Sunday, August 28, 2011

Rate of food adulteration high

The rate of food adulteration has increased by 18.3 percent in the fiscal year 2010/11 as compared to 15 percent in the last fiscal. The rise in food adulteration has been revealed in the annual report prepared by Department of Food Technology and Quality Control (DFTQC).

Out of 849 food samples from all over the country tested by the department, 156 were found to be substandard.

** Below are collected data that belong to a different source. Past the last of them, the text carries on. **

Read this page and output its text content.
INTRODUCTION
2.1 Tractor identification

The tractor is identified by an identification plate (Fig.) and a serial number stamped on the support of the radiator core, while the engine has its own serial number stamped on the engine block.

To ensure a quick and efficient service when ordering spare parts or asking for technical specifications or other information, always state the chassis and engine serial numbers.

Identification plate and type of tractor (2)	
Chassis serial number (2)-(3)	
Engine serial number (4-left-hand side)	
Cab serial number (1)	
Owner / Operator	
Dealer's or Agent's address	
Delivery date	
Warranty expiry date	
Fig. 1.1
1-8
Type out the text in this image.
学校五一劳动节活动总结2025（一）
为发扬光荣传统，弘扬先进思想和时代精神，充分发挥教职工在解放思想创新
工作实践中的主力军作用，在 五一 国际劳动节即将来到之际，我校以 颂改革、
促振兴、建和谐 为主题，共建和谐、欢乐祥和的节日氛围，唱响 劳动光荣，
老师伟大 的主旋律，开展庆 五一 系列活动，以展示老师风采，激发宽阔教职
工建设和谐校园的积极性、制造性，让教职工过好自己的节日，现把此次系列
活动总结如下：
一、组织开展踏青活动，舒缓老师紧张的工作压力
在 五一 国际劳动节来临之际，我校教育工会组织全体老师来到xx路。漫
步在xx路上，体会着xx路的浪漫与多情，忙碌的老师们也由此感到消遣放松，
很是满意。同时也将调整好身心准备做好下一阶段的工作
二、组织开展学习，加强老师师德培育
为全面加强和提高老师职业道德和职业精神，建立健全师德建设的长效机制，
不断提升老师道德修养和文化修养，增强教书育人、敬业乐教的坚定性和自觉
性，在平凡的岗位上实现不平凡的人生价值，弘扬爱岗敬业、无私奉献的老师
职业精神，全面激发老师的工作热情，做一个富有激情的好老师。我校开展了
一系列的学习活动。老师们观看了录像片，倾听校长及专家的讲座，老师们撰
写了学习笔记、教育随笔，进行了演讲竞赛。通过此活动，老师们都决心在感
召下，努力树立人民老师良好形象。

Of the total substandard products, over 75 products are found in the valley.

While adulteration of edible oil and ghee has been found to be rampant, milk and ghee of substandard quality are said to be common in the market. “The problem of quality is severe in high value products like animal ghee, dairy milk, packaged water and edible oil,” said Pramod Koirala, spokesperson at DFTQC. According to him, one out of five samples collected were found to be of poor quality in the last financial year.

Out of 24 samples of animal ghee collected from various parts of the country, 18 were found to be adulterated. “Animal ghee products are found to be adulterated with vegetable ghee and even synthetic ghee of varying quality,” Koirala told Republica.

Likewise, more than 50 percent of drinking water samples were found to be of substandard quality. Out of 60 samples of drinking water collected, 35 percent were of poor quality, and 40 out of 76 samples of dairy milk examined were found to have low fat content.

“Both bottled and jar drinking water products were sold following inadequate processing and high content of microbial load. Even trusted dairy milk brands have not met three per cent fat content,” added Koirala.

Among edible oils, around 20 percent of various edible oil brands were found to be adulterated. More cases of adulteration were found in mustard oil brands.
Among 156 brands of mustard, soybean and sunflower oil examined, 32 were found to contain mixture of other less expensive oils. Soybean and sunflower oils were found in mustard oil brands.

According to DFTQC, food adulteration has increased from 7.4 percent recorded in the financial year 2003/04 to 15 percent in 2010/11. Koirala added, every year the department has been witnessing new forms of adulteration which can be checked by retaining technicians, strengthening laboratories and increasing investment into the sector.

The Food Act 1967 has provision of slapping a fine of Rs 1,000 to Rs 5,000 or a jail term of six months to a year on those who produce substandard foods. Likewise, if the food item is found to be unhygienic, the maker is slapped a fine of Rs, 5,000 to Rs 10,000 or jailed for a maximum of two years.